PHOTO: Gramercy Pictures

PHOTO: Gramercy Pictures

But there are cracks in the façade, and at a certain point no amount of directorial embellishment can mask them. David and Alex Pastor’s (The Last Days, Carriers) script gets sillier and sillier as it moves along, building to bursts of outright stupidity that are almost laughable in their outlandish lunacy. The way Madeline and Anna react to David/Edward is insane, impossible to believe long before the truth comes out, while Albright’s actions as he tries to get his latest project back into the fold are flat-out insulting to any viewer with even a modicum of intelligence. At a certain point, the whole thing begins to morph into The Bourne Identity, the rules the writers initially set forth in regards to Shedding continually broken time and time again as events progress to their inevitable conclusion.

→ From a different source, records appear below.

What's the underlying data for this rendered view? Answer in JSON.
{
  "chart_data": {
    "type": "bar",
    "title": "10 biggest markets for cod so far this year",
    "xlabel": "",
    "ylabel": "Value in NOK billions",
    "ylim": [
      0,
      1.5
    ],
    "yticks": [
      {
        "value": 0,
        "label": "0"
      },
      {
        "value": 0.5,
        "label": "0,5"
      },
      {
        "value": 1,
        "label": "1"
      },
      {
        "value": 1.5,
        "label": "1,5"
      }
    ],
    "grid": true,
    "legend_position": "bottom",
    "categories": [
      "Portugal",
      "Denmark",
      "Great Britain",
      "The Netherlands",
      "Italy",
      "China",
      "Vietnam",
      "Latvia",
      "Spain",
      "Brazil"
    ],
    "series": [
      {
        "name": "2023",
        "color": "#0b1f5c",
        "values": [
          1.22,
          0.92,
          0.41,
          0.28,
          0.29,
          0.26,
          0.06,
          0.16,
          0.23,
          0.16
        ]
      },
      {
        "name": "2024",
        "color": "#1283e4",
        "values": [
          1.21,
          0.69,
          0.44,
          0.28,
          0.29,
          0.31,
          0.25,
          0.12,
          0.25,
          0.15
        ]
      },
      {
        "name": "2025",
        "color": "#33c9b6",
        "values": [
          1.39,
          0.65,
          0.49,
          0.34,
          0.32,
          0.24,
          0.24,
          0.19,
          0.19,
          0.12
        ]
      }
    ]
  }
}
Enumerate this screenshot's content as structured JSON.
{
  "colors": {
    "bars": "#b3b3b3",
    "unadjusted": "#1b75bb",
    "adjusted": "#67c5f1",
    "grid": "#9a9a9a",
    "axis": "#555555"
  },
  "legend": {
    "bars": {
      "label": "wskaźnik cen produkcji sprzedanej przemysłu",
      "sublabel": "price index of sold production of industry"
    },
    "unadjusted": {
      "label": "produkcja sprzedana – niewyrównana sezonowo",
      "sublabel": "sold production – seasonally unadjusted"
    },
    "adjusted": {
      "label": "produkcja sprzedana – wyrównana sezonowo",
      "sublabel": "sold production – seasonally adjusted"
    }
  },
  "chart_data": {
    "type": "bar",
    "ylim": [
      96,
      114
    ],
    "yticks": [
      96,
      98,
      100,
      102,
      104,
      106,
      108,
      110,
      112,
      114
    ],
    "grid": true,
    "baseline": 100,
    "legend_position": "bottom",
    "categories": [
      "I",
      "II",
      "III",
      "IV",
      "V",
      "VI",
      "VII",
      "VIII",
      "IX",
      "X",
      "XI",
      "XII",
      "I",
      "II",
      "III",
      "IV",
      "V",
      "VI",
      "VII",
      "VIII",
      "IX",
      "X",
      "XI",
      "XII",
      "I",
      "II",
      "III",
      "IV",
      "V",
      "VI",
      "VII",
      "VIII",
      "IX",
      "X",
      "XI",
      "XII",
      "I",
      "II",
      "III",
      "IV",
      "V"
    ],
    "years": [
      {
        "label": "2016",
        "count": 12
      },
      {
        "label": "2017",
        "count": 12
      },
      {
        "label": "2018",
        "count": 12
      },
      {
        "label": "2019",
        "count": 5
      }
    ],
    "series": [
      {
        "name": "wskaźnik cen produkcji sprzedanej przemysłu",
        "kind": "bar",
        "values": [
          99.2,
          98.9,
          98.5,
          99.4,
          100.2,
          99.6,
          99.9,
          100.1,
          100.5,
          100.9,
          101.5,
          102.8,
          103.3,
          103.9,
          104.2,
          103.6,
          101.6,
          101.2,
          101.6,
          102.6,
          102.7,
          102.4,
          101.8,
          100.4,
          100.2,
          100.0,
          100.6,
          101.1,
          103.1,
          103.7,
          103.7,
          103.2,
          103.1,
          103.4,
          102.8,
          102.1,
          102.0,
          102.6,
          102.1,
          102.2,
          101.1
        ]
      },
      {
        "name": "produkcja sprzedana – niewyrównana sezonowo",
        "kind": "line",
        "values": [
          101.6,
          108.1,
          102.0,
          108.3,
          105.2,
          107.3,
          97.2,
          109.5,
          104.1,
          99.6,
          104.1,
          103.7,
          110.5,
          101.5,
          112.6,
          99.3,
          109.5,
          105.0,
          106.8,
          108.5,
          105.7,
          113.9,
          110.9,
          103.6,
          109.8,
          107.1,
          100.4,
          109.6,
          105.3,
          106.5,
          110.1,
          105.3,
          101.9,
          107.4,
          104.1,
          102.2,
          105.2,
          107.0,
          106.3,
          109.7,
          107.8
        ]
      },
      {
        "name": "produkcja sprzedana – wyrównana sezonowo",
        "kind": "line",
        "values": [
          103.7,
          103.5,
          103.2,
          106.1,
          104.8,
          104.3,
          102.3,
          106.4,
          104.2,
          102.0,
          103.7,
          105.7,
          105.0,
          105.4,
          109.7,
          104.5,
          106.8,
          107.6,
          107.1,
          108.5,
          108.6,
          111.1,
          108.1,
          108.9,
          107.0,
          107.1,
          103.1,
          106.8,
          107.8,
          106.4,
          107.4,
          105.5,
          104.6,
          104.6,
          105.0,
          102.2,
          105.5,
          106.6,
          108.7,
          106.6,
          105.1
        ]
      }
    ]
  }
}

I think what might be the worst about all of this is that the film wastes a very good performance from Reynolds. He’s doing yeoman’s work here, forced to mine multiple emotional territories as he’s essentially portraying two very different people inhabiting the same human physique. He brings to life Damian’s discomfort and untapped humanity at the whole situation with graceful complexity, a scene between Reynolds and Dockery late in the film heartbreaking in its authentic simplicity. The actor is excellent, even when the film around him is falling to pieces, and as plusses go that isn’t one to marginalize or make light of.

And it does fall to pieces. Self/Less, even with an intriguing, if not entirely as original as I imagine the writers believe it to be, start, even with a terrific performance from Reynolds, even with some unique visual flourishes from the always idiosyncratic Singh, is ultimately something of a minor disaster. The films gets increasingly brain dead as it progresses along its relatively pre-ordained path, building to a final 20 minutes that are as idiotic as they are unintentionally silly. There’s nothing creative or inspired about what ends up happening, the only thing novel being just how bad this misbegotten train wreck of a sci-fi thriller finally becomes.